There are now 45 people signed up (including me!) so this will already be the biggest LW meeting ever on the European mainland. However, there's space for a maximum of 80 people. And everyone I've talked to who attended the previous one agreed it was quite awesome!
Technically that wasn't correct at the time you wrote it (since there were 47 attendants at last year's LWCW), but we now certainly have enough to break that record!
This is not an opportunity to exercise creativity, find the most boring stodgy company's ad for a secretary, and copy it. People will be able to read between the lines on everything else (or you can use community slang internally to explain, just not externally).
(I agree with the grandparent, part of "growing up" is adopting boring stodgy professional norms for instrumental rationality reasons).
I don't think it's obvious that would be the best approach.
This forum is as internal as it gets without asking potential candidates via email or in person.

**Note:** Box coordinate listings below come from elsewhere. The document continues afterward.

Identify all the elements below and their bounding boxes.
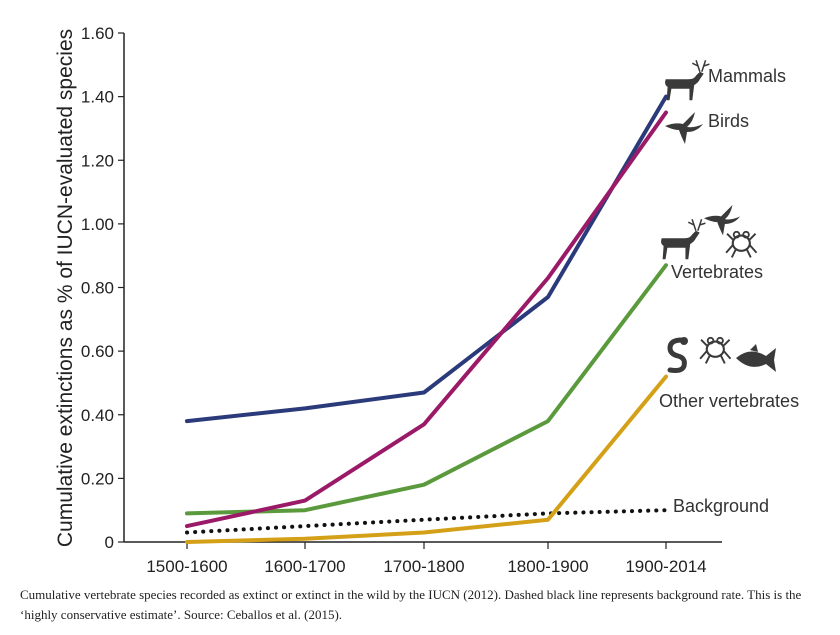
y-tick-label: 1.40 [81,88,114,107]
series-labels: Mammals Birds Vertebrates Other vertebrates… [659,66,799,516]
series-line-background [185,508,668,535]
deer-icon [661,219,706,260]
birds-icon-group [665,112,703,144]
x-tick-label: 1600-1700 [264,557,345,576]
series-icons [661,60,776,373]
series-label-mammals: Mammals [708,66,786,86]
series-label-vertebrates: Vertebrates [671,262,763,282]
series-line-vertebrates [185,263,668,516]
y-tick-label: 1.60 [81,24,114,43]
y-tick-label: 0.80 [81,279,114,298]
x-tick-label: 1500-1600 [146,557,227,576]
fish-icon [736,344,776,372]
axes: 0 0.20 0.40 0.60 0.80 1.00 1.20 1.40 1.60 1500-16… [54,24,722,576]
series-lines [185,94,668,544]
y-tick-label: 0.60 [81,342,114,361]
extinctions-chart: 0 0.20 0.40 0.60 0.80 1.00 1.20 1.40 1.60 1500-16… [54,24,799,576]
figure-caption: Cumulative vertebrate species recorded a… [20,587,802,622]
y-tick-label: 1.20 [81,151,114,170]
y-axis-label: Cumulative extinctions as % of IUCN-eval… [54,29,77,547]
x-tick-label: 1900-2014 [625,557,706,576]
vertebrates-icon [661,205,758,260]
series-label-birds: Birds [708,111,749,131]
bird-icon [704,205,741,236]
other-vertebrates-icon [667,336,776,373]
y-tick-label: 0.20 [81,469,114,488]
frog-icon [699,336,732,364]
series-label-other-vertebrates: Other vertebrates [659,391,799,411]
series-line-birds [185,110,668,529]
series-line-other-vertebrates [185,374,668,544]
deer-icon [665,60,710,101]
y-tick-label: 1.00 [81,215,114,234]
frog-icon [725,230,758,258]
snake-icon [667,337,688,373]
x-tick-label: 1700-1800 [383,557,464,576]
x-tick-label: 1800-1900 [507,557,588,576]
y-tick-label: 0 [105,533,114,552]
series-label-background: Background [673,496,769,516]
bird-icon [665,112,703,144]
y-tick-label: 0.40 [81,406,114,425]
mammals-icon-group [665,60,710,101]
series-line-mammals [185,94,668,424]
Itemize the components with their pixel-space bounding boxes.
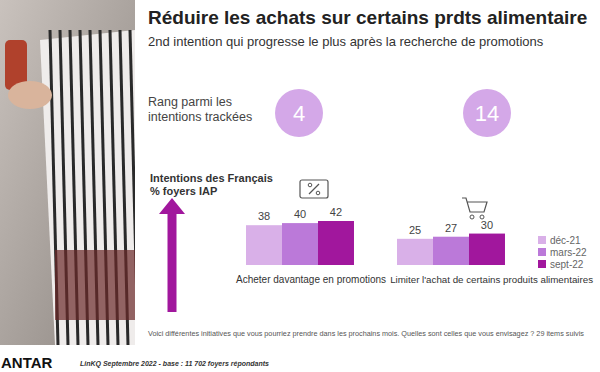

Both approaches are valid, but they optimize to attract different people. The gist that I get from this job ad is that they are looking for someone who is a good assistant while being passionate about effective altruism, willing to help indirectly rather than promote their own ego and eager to find creative ways to improve themselves and Bostrom's workflow. My guess is that they would prefer someone less experienced to a person for whom this is just another assistant job, provided that the less experienced person views the role as a challenge to grow into. If the thing that they are optimizing for is work experience/existing skills, I agree that it would be better to match the writing style to standardized assistant job ads. In that case, they might as well post it on the matching sites. Best would be obviously to have someone who fills all the criteria perfectly, but it's going to be hard to come by a person with extensive experience who does not already have a better project to work on or is willing to accept what I'm sure will be a very low salary.
The description as is was much more interesting to me than a standard job ad would have been. I don't think I would have applied if it had read like the standard job ad. That said, I am not trying to argue the description is perfect, just that I prefer the type of description.
tl;dr: If you want excited people to apply, don't post a boring job ad.
Have there been people with Match>=95% where you didn't reply to their messages? If so, what were the prime reasons?
I don't recall individual messages (it was 4 years ago). Trying to look through my messages folder, but I might have deleted some to save space. There were no longer messages I didn't answer. Usually contact broke off after a few messages though.
Reasons I could imagine for not answering: - looking at their profile, not being particularly interested, wanting to answer out of politeness but continually forgetting to (i.e. other things being more important) - hm, I remember a really nice guy I wrote back and forth with and eventually I stopped answering, partly because he had a really negative outlook on life and that made it uncomfortable to think about the content of the messages. If a first message sparked any negative feelings (maybe if it sounded very desperate?) I might have felt ughy enough about it to not answer.
It doesn't look like that actually happened for first replies, so those are just guesses. Maybe they are reasons for other people to not reply to a first message.
Also, there are not a lot of people with match factor 95% upwards.